The English Language

CHAPTER II.

Chapter 143333 wordsPublic domain

SYNTAX OF SUBSTANTIVES.

s. 489. The phenomena of convertibility have been already explained.

The remaining points connected with the syntax of substantives, are chiefly points of either ellipsis, or apposition.

_Ellipsis of substantives._--The historical view of phrases, like _Rundell and Bridge's_, _St. Pauls'_, &c., shows that this ellipsis is common to the English and the other Gothic languages. Furthermore, it shows that it is met with in languages not of the Gothic stock; and, finally, that the class of words to which it applies, is, there or thereabouts, the same generally.

A. 1. The words most commonly understood, are _house_ and _family_, or words reducible to them.

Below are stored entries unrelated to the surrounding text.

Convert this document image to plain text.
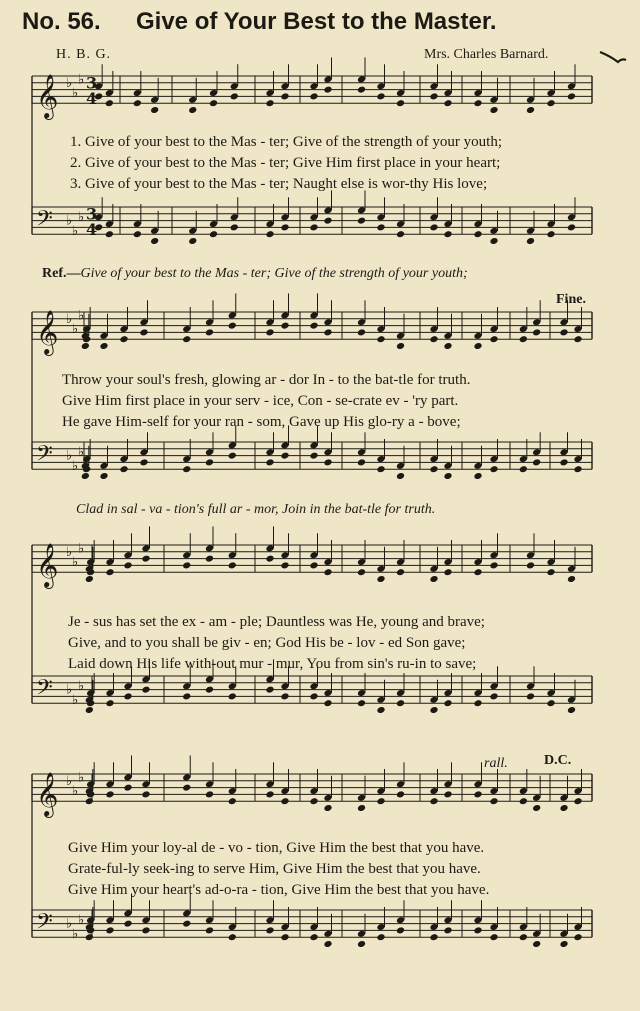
No. 56. Give of Your Best to the Master.
H. B. G.	Mrs. Charles Barnard.
𝄞 ♭
♭
♭
𝄢 ♭
♭
♭
𝄞 ♭
♭
♭
𝄢 ♭
♭
♭
𝄞 ♭
♭
♭
𝄢 ♭
♭
♭
𝄞 ♭
♭
♭
𝄢 ♭
♭
♭
3
4
3
4
1. Give of your best to the Mas - ter; Give of the strength of your youth;
2. Give of your best to the Mas - ter; Give Him first place in your heart;
3. Give of your best to the Mas - ter; Naught else is wor-thy His love;
Ref.—Give of your best to the Mas - ter; Give of the strength of your youth;
Fine.
Throw your soul's fresh, glowing ar - dor In - to the bat-tle for truth.
Give Him first place in your serv - ice, Con - se-crate ev - 'ry part.
He gave Him-self for your ran - som, Gave up His glo-ry a - bove;
Clad in sal - va - tion's full ar - mor, Join in the bat-tle for truth.
Je - sus has set the ex - am - ple; Dauntless was He, young and brave;
Give, and to you shall be giv - en; God His be - lov - ed Son gave;
Laid down His life with-out mur - mur, You from sin's ru-in to save;
rall.	D.C.
Give Him your loy-al de - vo - tion, Give Him the best that you have.
Grate-ful-ly seek-ing to serve Him, Give Him the best that you have.
Give Him your heart's ad-o-ra - tion, Give Him the best that you have.
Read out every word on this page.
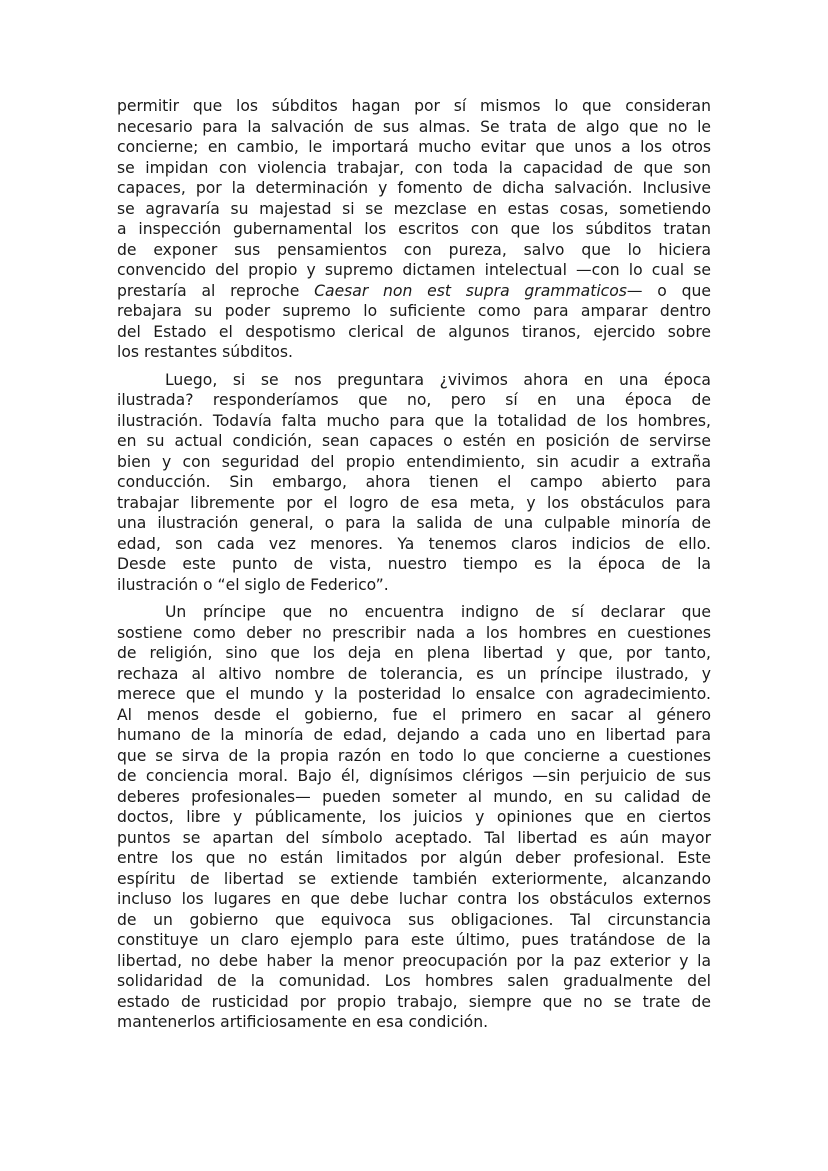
permitir que los súbditos hagan por sí mismos lo que consideran
necesario para la salvación de sus almas. Se trata de algo que no le
concierne; en cambio, le importará mucho evitar que unos a los otros
se impidan con violencia trabajar, con toda la capacidad de que son
capaces, por la determinación y fomento de dicha salvación. Inclusive
se agravaría su majestad si se mezclase en estas cosas, sometiendo
a inspección gubernamental los escritos con que los súbditos tratan
de exponer sus pensamientos con pureza, salvo que lo hiciera
convencido del propio y supremo dictamen intelectual —con lo cual se
prestaría al reproche Caesar non est supra grammaticos— o que
rebajara su poder supremo lo suficiente como para amparar dentro
del Estado el despotismo clerical de algunos tiranos, ejercido sobre
los restantes súbditos.
Luego, si se nos preguntara ¿vivimos ahora en una época
ilustrada? responderíamos que no, pero sí en una época de
ilustración. Todavía falta mucho para que la totalidad de los hombres,
en su actual condición, sean capaces o estén en posición de servirse
bien y con seguridad del propio entendimiento, sin acudir a extraña
conducción. Sin embargo, ahora tienen el campo abierto para
trabajar libremente por el logro de esa meta, y los obstáculos para
una ilustración general, o para la salida de una culpable minoría de
edad, son cada vez menores. Ya tenemos claros indicios de ello.
Desde este punto de vista, nuestro tiempo es la época de la
ilustración o “el siglo de Federico”.
Un príncipe que no encuentra indigno de sí declarar que
sostiene como deber no prescribir nada a los hombres en cuestiones
de religión, sino que los deja en plena libertad y que, por tanto,
rechaza al altivo nombre de tolerancia, es un príncipe ilustrado, y
merece que el mundo y la posteridad lo ensalce con agradecimiento.
Al menos desde el gobierno, fue el primero en sacar al género
humano de la minoría de edad, dejando a cada uno en libertad para
que se sirva de la propia razón en todo lo que concierne a cuestiones
de conciencia moral. Bajo él, dignísimos clérigos —sin perjuicio de sus
deberes profesionales— pueden someter al mundo, en su calidad de
doctos, libre y públicamente, los juicios y opiniones que en ciertos
puntos se apartan del símbolo aceptado. Tal libertad es aún mayor
entre los que no están limitados por algún deber profesional. Este
espíritu de libertad se extiende también exteriormente, alcanzando
incluso los lugares en que debe luchar contra los obstáculos externos
de un gobierno que equivoca sus obligaciones. Tal circunstancia
constituye un claro ejemplo para este último, pues tratándose de la
libertad, no debe haber la menor preocupación por la paz exterior y la
solidaridad de la comunidad. Los hombres salen gradualmente del
estado de rusticidad por propio trabajo, siempre que no se trate de
mantenerlos artificiosamente en esa condición.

In Latin, _Dianae_=_aedem Dianae_.--Deutsche Grammatik, iv. 262.

2. _Country, retinue._--Deutsche Grammatik, iv. 262.

3. _Son_, _daughter_, _wife_, _widow_.--Deutsche Grammatik, iv. 262.--[Greek: Neleus Kodrou], Greek.

B. The following phrases are referable to a different class of relations--

1. _Right and left_--supply _hand_. This is, probably, a real ellipsis. The words _right_ and _left_, have not yet become true substantives; inasmuch as they have no plural forms. In this respect, they stand in contrast with _bitter_ and _sweet_; inasmuch as we can say _he has tasted both the bitters and sweets of life_. Nevertheless, the expression can be refined on.

2. _All fours._--_To go on all fours._ No ellipsis. The word _fours_, is a true substantive, as proved by its existence as a plural.

From expressions like [Greek: poterion psuchrou] (Matt. xiv. 51), {403} from the Greek, and _perfundit gelido_ (understand _latice_), from the Latin, we find that the present ellipsis was used with greater latitude in the classical languages than our own.

s. 490. _Proper names can only be used in the singular number._--This is a rule of logic, rather than of grammar. When we say _the four Georges_, _the Pitts and Camdens_, &c., the words that thus take a plural form, have ceased to be proper names. They either mean--

1. The persons called _George_, &c.

2. Or, persons so like _George_, that they may be considered as identical.

s. 491. _Collocation._--In the present English, the genitive case always precedes the noun by which it is governed--_the man's hat_=_hominis pileus_; never _the hat man's_=_pileus hominis_.